LIBR 110: Information and Your Life
2025 Spring Mini-Session | Wednesdays, 1:00-2:30, January 22 – March 12 | Love Library South 224 | 1 credit, pass / no pass
Course Description
Facebook, TikTok, Instagram, and your roommate. Google (AI Overview), Google Scholar, news feeds, and your uncle at the holiday dinner table. In our lives today, there’s a lot of information vying for our attention, always. Everyday life requires that we navigate a complex and polluted information ecosystem that is ever-increasingly impacted by Artificial Intelligence and Generative AI. In our current context, how do we make decisions about what’s true and reliable; what sources of information we can trust; what we choose to share and what we choose to dismiss? How do we know when we have enough or the “right” kind of information to join the conversation on an important topic or issue? Or, to make informed decisions? About our health and hobbies? About our education, our civic engagement and our (current and future) workplaces?

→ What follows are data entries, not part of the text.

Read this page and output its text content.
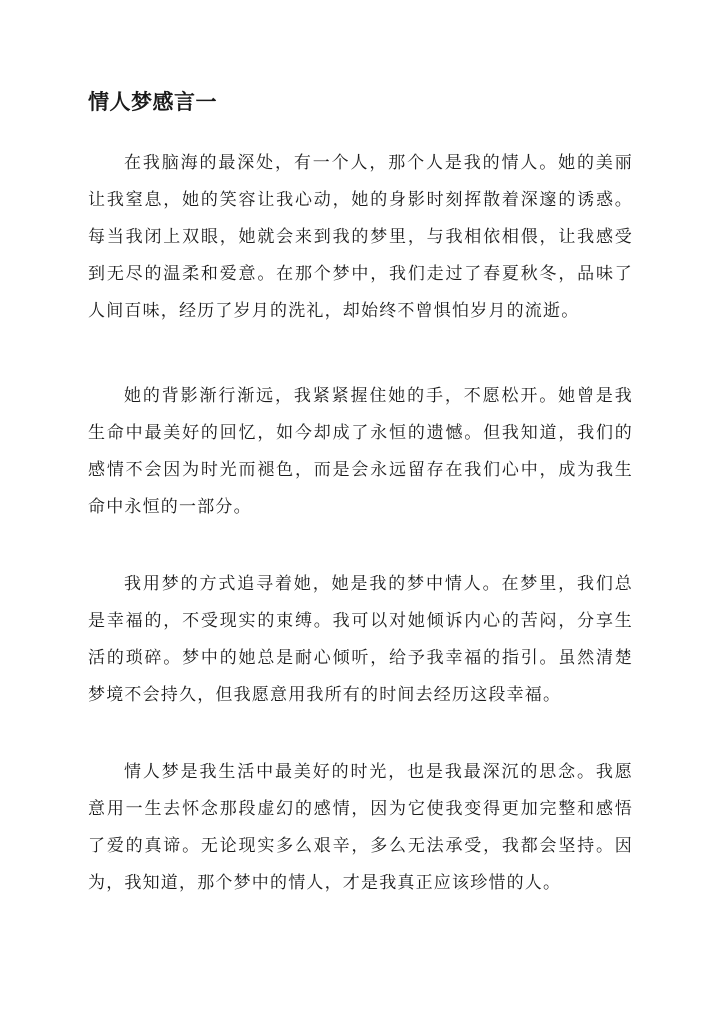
情人梦感言一

在我脑海的最深处，有一个人，那个人是我的情人。她的美丽让我窒息，她的笑容让我心动，她的身影时刻挥散着深邃的诱惑。每当我闭上双眼，她就会来到我的梦里，与我相依相偎，让我感受到无尽的温柔和爱意。在那个梦中，我们走过了春夏秋冬，品味了人间百味，经历了岁月的洗礼，却始终不曾惧怕岁月的流逝。

她的背影渐行渐远，我紧紧握住她的手，不愿松开。她曾是我生命中最美好的回忆，如今却成了永恒的遗憾。但我知道，我们的感情不会因为时光而褪色，而是会永远留存在我们心中，成为我生命中永恒的一部分。

我用梦的方式追寻着她，她是我的梦中情人。在梦里，我们总是幸福的，不受现实的束缚。我可以对她倾诉内心的苦闷，分享生活的琐碎。梦中的她总是耐心倾听，给予我幸福的指引。虽然清楚梦境不会持久，但我愿意用我所有的时间去经历这段幸福。

情人梦是我生活中最美好的时光，也是我最深沉的思念。我愿意用一生去怀念那段虚幻的感情，因为它使我变得更加完整和感悟了爱的真谛。无论现实多么艰辛，多么无法承受，我都会坚持。因为，我知道，那个梦中的情人，才是我真正应该珍惜的人。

In this course, we will examine the function of information in our daily lives. We will interrogate some of the systems that influence the creation and circulation of information, paying particular attention to how these forces impact our access, evaluation and use of information from day to day. Relying on our own experiences, interests and curiosity, together we will discover how information works and learn strategies to harness the power of information to the benefit of our world and our own lives.
Course Learning Goals
By the culmination of this course, you will be able to:
• Describe how information and information systems work, how they impact you and what you can do about it.
• Assess information in a complex information environment.

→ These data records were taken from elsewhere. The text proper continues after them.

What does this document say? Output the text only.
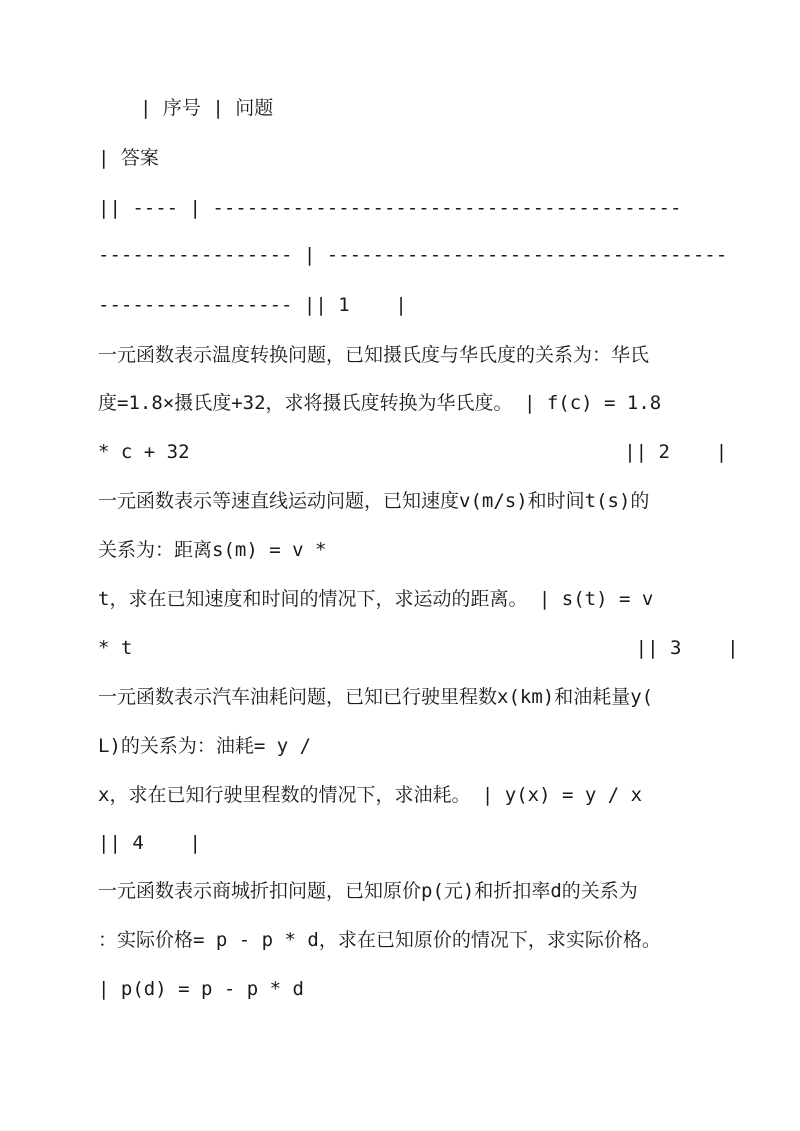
| 序号 | 问题
| 答案
|| ---- | -----------------------------------------
----------------- | -----------------------------------
----------------- || 1    |
一元函数表示温度转换问题，已知摄氏度与华氏度的关系为：华氏
度=1.8×摄氏度+32，求将摄氏度转换为华氏度。 | f(c) = 1.8
* c + 32                                      || 2    |
一元函数表示等速直线运动问题，已知速度v(m/s)和时间t(s)的
关系为：距离s(m) = v *
t，求在已知速度和时间的情况下，求运动的距离。 | s(t) = v
* t                                            || 3    |
一元函数表示汽车油耗问题，已知已行驶里程数x(km)和油耗量y(
L)的关系为：油耗= y /
x，求在已知行驶里程数的情况下，求油耗。 | y(x) = y / x
|| 4    |
一元函数表示商城折扣问题，已知原价p(元)和折扣率d的关系为
：实际价格= p - p * d，求在已知原价的情况下，求实际价格。
| p(d) = p - p * d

• Apply strategies related to information discovery, evaluation and use in contexts that are relevant in your life.
Possible Topics & Course Units
• Using information to make critical life decisions
• Navigating medical information
• Assessing information for financial decisions
• Researching for political purposes such as civic and community engagement
• Understanding the social construction of information and trust
• Debating ethical information use, information persuasion and information addiction
• Identifying professional information practices
• Examining and experimenting with Artificial Intelligence and other technologies
Course Materials
There is no required text to purchase for this course. Instead, we will rely on articles, videos, podcasts, case studies, and lectures which you will be able to access online (and when relevant, print, if you wish) via Canvas. I will also encourage and rely on you to find and share relevant articles and media throughout the course, as we explore course topics together.